Tim Risalah Misteri pernah berkunjung beberapa kali baik ke Jambe 7 maupun Jambe 5. Dari beberapa pertanda dan juga perbincangan dengan seseorang yang tidak bisa disebutkan namanya, muncul gambaran sosok yang akan menjadi pemimpin setelah Presiden Jokowi.

Ada pun ciri-cirinya sebagia berikut:

Laki-laki, berusia cukup matang, kuat secara spiritual, memiliki ketenangan dalam berpikir dan bertindak, memiliki pengalaman pemerintahan yang mumpuni dan memiliki trah atau silsilah kepemimpinan yang jelas.

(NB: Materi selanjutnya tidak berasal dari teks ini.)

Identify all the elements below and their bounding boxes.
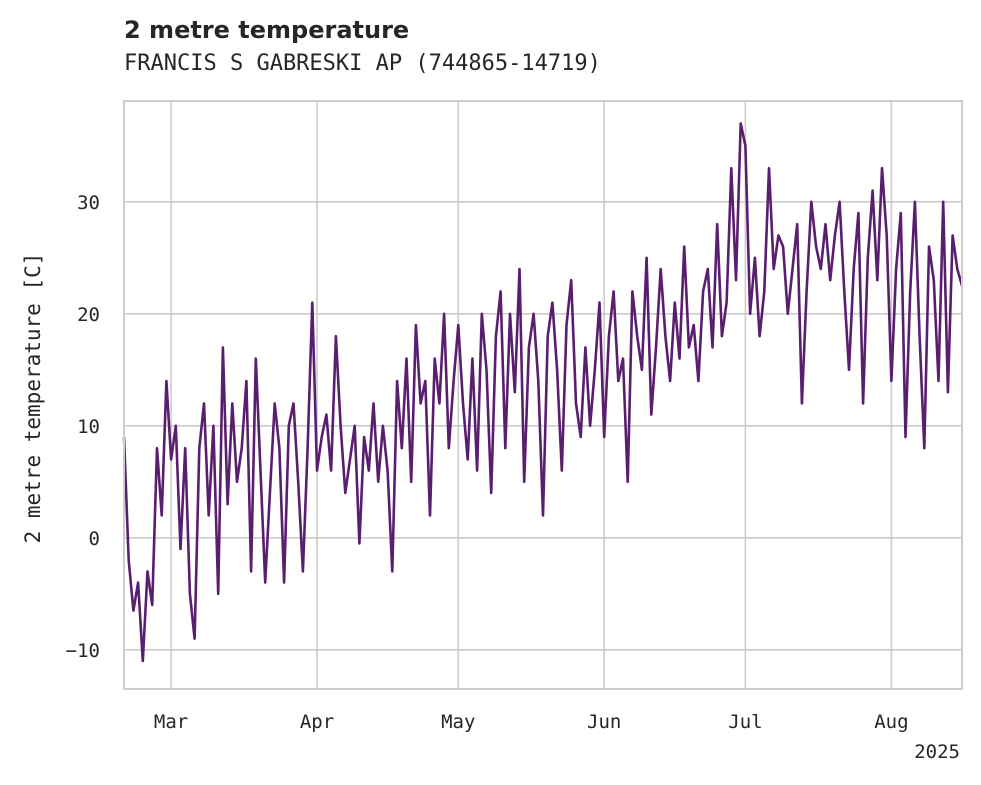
x-offset-label: 2025 <box>914 741 960 763</box>
y-tick-label: 0 <box>89 528 100 550</box>
x-tick-label: Aug <box>874 711 908 733</box>
y-axis-label: 2 metre temperature [C] <box>21 253 45 544</box>
x-tick-label: May <box>441 711 475 733</box>
y-tick-label: 20 <box>77 304 100 326</box>
x-tick-label: Mar <box>154 711 188 733</box>
x-tick-label: Apr <box>300 711 334 733</box>
series-group <box>122 122 964 663</box>
x-tick-label: Jun <box>587 711 621 733</box>
y-tick-label: −10 <box>66 640 100 662</box>
series-line <box>122 122 964 663</box>
y-tick-labels: −10 0 10 20 30 <box>66 192 100 662</box>
chart-title: 2 metre temperature <box>124 16 410 44</box>
plot-frame <box>123 100 963 690</box>
y-tick-label: 30 <box>77 192 100 214</box>
x-tick-label: Jul <box>728 711 762 733</box>
chart-subtitle: FRANCIS S GABRESKI AP (744865-14719) <box>124 51 601 76</box>
y-tick-label: 10 <box>77 416 100 438</box>
grid-lines <box>124 101 962 689</box>
x-tick-labels: Mar Apr May Jun Jul Aug <box>154 711 909 733</box>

Siapakah sosok itu? Jika didasarkan pada nama-nama yang sering muncul di media maka Gubernur Jawa Tengah Ganjar Pranowo, Gubernur Jawa Barat Ridwan Kamil serta Gubernur DKI Jakarta Anies Baswedan masuk kriteria tersebut.

Namun  tidak tertutup kemungkinan, munculnya sosok lain yang selama ini belum disebut oleh media. Hanya saja jika didasarkan pada kriteria tersebut maka calon dengan usia muda dan perempuan, tidak termasuk.

Namun ini hanya wisik sehingga realitasnya kelak mungkin saja berbeda.